Friday, January 27, 2012

The Funeral


I had a difficult time reading The Funeral by Richard Matheson. I feel a little like the only person at the table who didn’t get the joke. I love the concept, but I think a lot of the funny was lost in the intentional bad writing. Having read quite a bit of Matheson, I can say this isn’t his usual writing style and that might be why the few times I’ve come across the story in the past…I just skipped it after the first couple of pages. I just have a hard time connecting with stories that make me feel like I am being beat over the head with a thesaurus. 

At its core, a story about a funeral director with an unusual client really does intrigue me. After my father got out of the military, he decided since he’d spent so many years putting men in the ground, he may as well do his part to kick some dirt over them too, and so he became a funeral director. Our dinner conversations were filled with stories of embalming mishaps, strange tales of how people died, and high jinks of the grieving families.  I know from my own visits to the funeral home just how crazy the place can get. 

However, the profession is taken very seriously for those who choose it. It’s not the sort of job you take on for the money. If it was, most people would change careers fairly quickly (and many of the incoming interns did) because you are surrounded by grief and misery and people forced to make decisions about their loved ones that they hoped to never have to make. It’s seriously depressing, and simply not worth it if cash is all you are interested in. That being said, Silkline’s glee at having a customer willing to pay for the best of everything really bothered me. At most funeral homes that I visited over the years of my father’s employ, the funeral directors refused to be seen as salesmen despite the commissions they would receive on caskets and urns and services. On more than one occasion, I watched my father and others talk families down from spending more money than necessary. They would tell the family that their departed loved one would not want them paying for years and locked in debt over their death, especially not over something like a casket or titanium vault that would only end up in the ground. They nudged people toward cheaper caskets, cheaper vaults, and my father’s favorite, direct cremation with a rented casket for the viewing service. Most of the time, the limos to and from the cemetery were free. 

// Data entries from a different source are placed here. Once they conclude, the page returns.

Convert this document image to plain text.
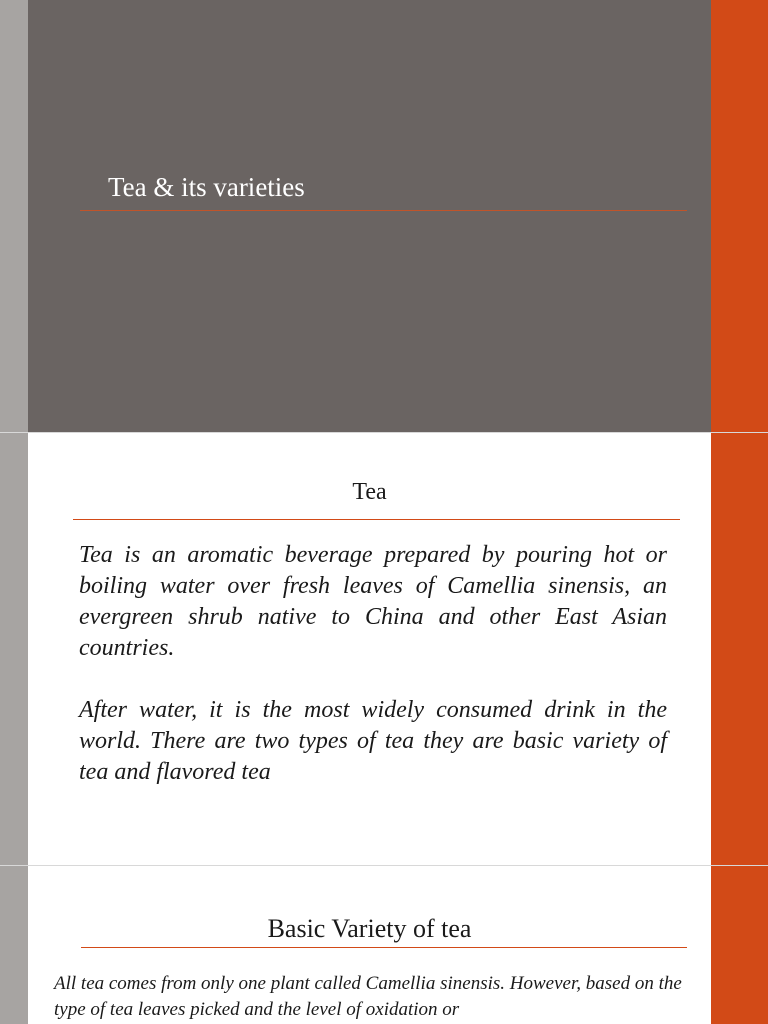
Tea & its varieties
Tea

Tea is an aromatic beverage prepared by pouring hot or boiling water over fresh leaves of Camellia sinensis, an evergreen shrub native to China and other East Asian countries.

After water, it is the most widely consumed drink in the world. There are two types of tea they are basic variety of tea and flavored tea

Basic Variety of tea
All tea comes from only one plant called Camellia sinensis. However, based on the type of tea leaves picked and the level of oxidation or
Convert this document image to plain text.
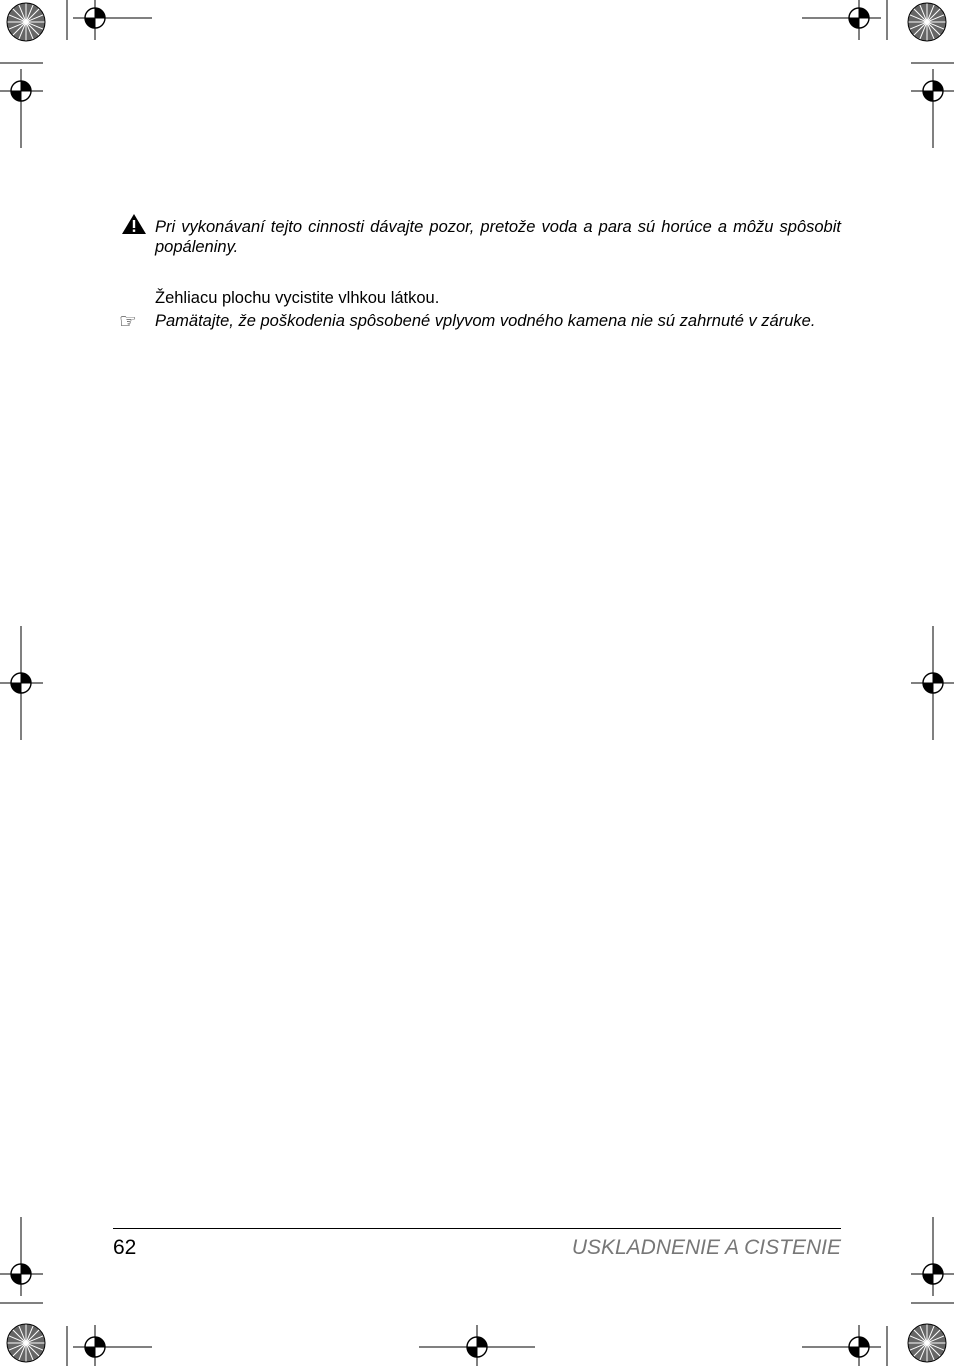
Pri vykonávaní tejto cinnosti dávajte pozor, pretože voda a para sú horúce a môžu spôsobit popáleniny.
Žehliacu plochu vycistite vlhkou látkou.
☞ Pamätajte, že poškodenia spôsobené vplyvom vodného kamena nie sú zahrnuté v záruke.
62	USKLADNENIE A CISTENIE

So yes, I found the funeral director petting his pile of gold offensive. In general, people have a negative view of these men and women doing this service. This is partly because having to interact with them means someone they care about has died, and partly because a lot of the time when funeral directors are used in fiction and movies, they are creepy guys who steal your loved one’s jewelry before putting them in the ground and do strange things to their body when no one is looking. It’s a really horrible stereotype. 

But all the characters in the story were stereotypes to an extent. I think, like the bad writing, it was done on purpose, and did speed the story along in terms of characterization. That leaves me to wonder, if you are using bad writing techniques and clichés on purpose, does that make it okay? I think it really depends on your reader. Some people can truly appreciate the parody and find genius in the word play and the author’s ability to over describe, such as “his cardiac muscle flexed vigorously.” I, however, am the type of reader who sees so much unintentional bad writing that I just have a difficult time looking past it, and it hinders my enjoyment of the story.

2 comments:

Paul Naughton said...

I agree the rendition of the funeral director was playing to a false stereotype, but then I'm not sure if it would work that well if the character had been more like an actual funeral director.

At the same time, I don't feel that there was that much of a problem with the writing... I think part of it is that it seems to be written at a much different point in Matheson's career. Styles change over time and maybe he wrote it as an experiment. We just can't know for sure.

Aaron Bennett said...

I agree about the need for a thesaurus, and I have a very high vocabulary. At many times it did just seem like poor writing.

I also would have liked the characterization of the funeral director to be handled more deftly. That said, I don't think his greed is out of line. I think that was the point, that he was the "evil" one of the story. Yes, most funeral directors aren't greedy, but this character is. I think it's supposed to show that the monsters have more humanity than this shell of a human.